Rabban honored with dual fellowships 

Texas Law Prof. David Rabban is wrapping up an extraordinary year in which he was honored with two of the most prestigious fellowships for academics and leading thinkers in the country.

Rabban, the Jamail Regents Chair at the School of Law, is the recipient of both a Guggenheim Fellowship, and of a fellowship from the Program in Law and Public Affairs at Princeton University.  The twin honors are the latest in a career of distinctions for one of the most eminent scholars at the University of Texas at Austin.

The fellowships recognize Rabban’s preeminence as a legal historian and theorist of the First Amendment.  His current research focuses on problems of academic freedom:  the protection of the professional speech of faculty members, which can have important social consequences.  As Rabban explains, “The justification of academic freedom is that there’s a benefit to society from protecting professors’ pursuit of knowledge through their specialized expertise – even if what they find is controversial, and may have adverse economic consequences for a university.”

Academic freedom is the subject of two book projects that the fellowships have enabled Rabban to pursue.  One is a technical treatment of academic freedom as it has been recognized and developed in the courts.  “There has been very little analysis of what distinctively First Amendment academic freedom is, as opposed to First Amendment free speech,” Rabban said.  “So a major part of the legal analysis for my book will be to analyze these cases, and to suggest my own view on how to differentiate First Amendment academic freedom from the First Amendment, and from free speech generally.”

The other book is a for a more general audience. It will discuss the basis and importance of academic freedom in American university life.  Rabban intends the book to contribute to the debate on the value of academic speech, a debate that has become increasingly contentious in recent years.  “I truly believe this project will have greater consequences than any other work I’ve done,” said Rabban.

Ward Farnsworth, Dean of the School of Law, praised Rabban’s achievements.  “David Rabban is one of the great First Amendment scholars in the country, and a crown jewel of the faculty at the School of Law,” Farnsworth said.  “These fellowships, both of them highly competitive, have recognized the exceptionally high quality of David’s scholarship, and have give him an opportunity to produce new work that I believe will prove to be his best yet.”

Rabban is uniquely positioned to shed light on questions of academic freedom.  He has served as general counsel for the American Association of University Professors.  He is author of the highly acclaimed book Law’s History:  American Legal Thought and the Transatlantic Turn to History(2013).  That book was designated a “notable title in American intellectual history” by the Society for U.S. Intellectual History.  Rabban also is author of Free Speech in Its Forgotten Years (1997), which received the Morris D. Forkosch Prize from the Journal of the History of Ideas and the Eli M. Oboler Award from the American Library Association Intellectual Freedom Round Table.

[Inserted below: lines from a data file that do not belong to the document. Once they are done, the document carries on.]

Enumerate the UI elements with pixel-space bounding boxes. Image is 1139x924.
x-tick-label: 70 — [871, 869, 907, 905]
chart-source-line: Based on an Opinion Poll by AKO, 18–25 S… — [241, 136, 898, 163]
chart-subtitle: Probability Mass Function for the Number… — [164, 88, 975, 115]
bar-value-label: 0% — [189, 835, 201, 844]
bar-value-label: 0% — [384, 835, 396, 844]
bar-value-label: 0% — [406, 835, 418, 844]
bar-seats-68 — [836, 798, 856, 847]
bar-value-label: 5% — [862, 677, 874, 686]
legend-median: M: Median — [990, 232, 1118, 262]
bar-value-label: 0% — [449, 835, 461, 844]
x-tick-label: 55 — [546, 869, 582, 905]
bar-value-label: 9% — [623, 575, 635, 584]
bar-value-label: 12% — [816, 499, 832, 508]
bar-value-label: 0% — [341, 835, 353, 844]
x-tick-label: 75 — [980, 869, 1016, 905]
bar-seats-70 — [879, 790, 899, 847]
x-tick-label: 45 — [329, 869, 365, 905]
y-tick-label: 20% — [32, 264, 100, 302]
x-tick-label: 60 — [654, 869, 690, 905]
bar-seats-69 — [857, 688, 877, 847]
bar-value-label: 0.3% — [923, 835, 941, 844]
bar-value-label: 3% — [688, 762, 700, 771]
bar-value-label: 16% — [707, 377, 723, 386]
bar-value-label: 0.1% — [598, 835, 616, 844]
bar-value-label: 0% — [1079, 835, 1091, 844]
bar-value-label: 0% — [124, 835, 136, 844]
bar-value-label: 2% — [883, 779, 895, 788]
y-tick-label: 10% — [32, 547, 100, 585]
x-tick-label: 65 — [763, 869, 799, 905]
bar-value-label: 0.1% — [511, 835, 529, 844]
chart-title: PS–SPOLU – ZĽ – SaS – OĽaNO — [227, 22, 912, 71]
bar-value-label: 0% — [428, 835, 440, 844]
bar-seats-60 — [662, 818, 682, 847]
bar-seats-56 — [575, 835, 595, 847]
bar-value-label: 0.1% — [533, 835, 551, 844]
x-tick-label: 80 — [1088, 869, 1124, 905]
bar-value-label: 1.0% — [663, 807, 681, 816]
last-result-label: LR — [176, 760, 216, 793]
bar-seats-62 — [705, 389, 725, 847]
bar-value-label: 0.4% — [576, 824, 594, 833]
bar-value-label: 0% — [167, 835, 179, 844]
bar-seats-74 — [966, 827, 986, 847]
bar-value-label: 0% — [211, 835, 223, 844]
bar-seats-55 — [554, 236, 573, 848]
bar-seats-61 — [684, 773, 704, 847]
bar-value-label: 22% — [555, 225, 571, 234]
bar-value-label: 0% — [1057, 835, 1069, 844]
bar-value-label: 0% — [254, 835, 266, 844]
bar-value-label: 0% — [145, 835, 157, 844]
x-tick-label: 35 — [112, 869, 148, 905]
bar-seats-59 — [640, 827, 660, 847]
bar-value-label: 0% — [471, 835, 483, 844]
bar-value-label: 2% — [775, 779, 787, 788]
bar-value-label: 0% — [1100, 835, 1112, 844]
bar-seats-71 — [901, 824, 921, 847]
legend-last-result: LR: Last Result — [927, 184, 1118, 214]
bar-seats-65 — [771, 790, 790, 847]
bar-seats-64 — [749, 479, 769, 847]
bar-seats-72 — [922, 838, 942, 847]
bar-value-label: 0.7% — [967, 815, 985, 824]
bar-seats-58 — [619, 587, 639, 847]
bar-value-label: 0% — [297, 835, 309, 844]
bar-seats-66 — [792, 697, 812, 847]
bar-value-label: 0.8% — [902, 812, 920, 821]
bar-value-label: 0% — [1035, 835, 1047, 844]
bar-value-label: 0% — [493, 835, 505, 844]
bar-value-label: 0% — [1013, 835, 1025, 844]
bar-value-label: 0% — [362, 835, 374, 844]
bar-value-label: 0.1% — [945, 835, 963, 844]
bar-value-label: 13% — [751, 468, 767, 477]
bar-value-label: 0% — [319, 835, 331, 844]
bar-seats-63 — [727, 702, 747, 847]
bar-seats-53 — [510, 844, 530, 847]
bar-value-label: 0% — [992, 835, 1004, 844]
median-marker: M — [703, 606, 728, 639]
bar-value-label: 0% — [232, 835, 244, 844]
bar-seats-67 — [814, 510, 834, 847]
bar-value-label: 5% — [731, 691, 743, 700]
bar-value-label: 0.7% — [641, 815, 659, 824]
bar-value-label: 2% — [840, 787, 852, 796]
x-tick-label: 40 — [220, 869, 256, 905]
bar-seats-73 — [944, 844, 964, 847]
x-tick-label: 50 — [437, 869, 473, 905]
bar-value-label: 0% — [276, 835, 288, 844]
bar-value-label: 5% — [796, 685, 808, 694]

At the School of Law, Rabban has taught Labor Law and a highly popular course on the First Amendment.  He was the first recipient of the Massey Prize for Teaching Excellence, the Law School’s highest recognition of outstanding work in the classroom. In addition, he is a member of the Academy of Distinguished Teachers, an honor the University of Texas bestows only on those tenured faculty members who have made significant contributions to improving the quality of the student experience.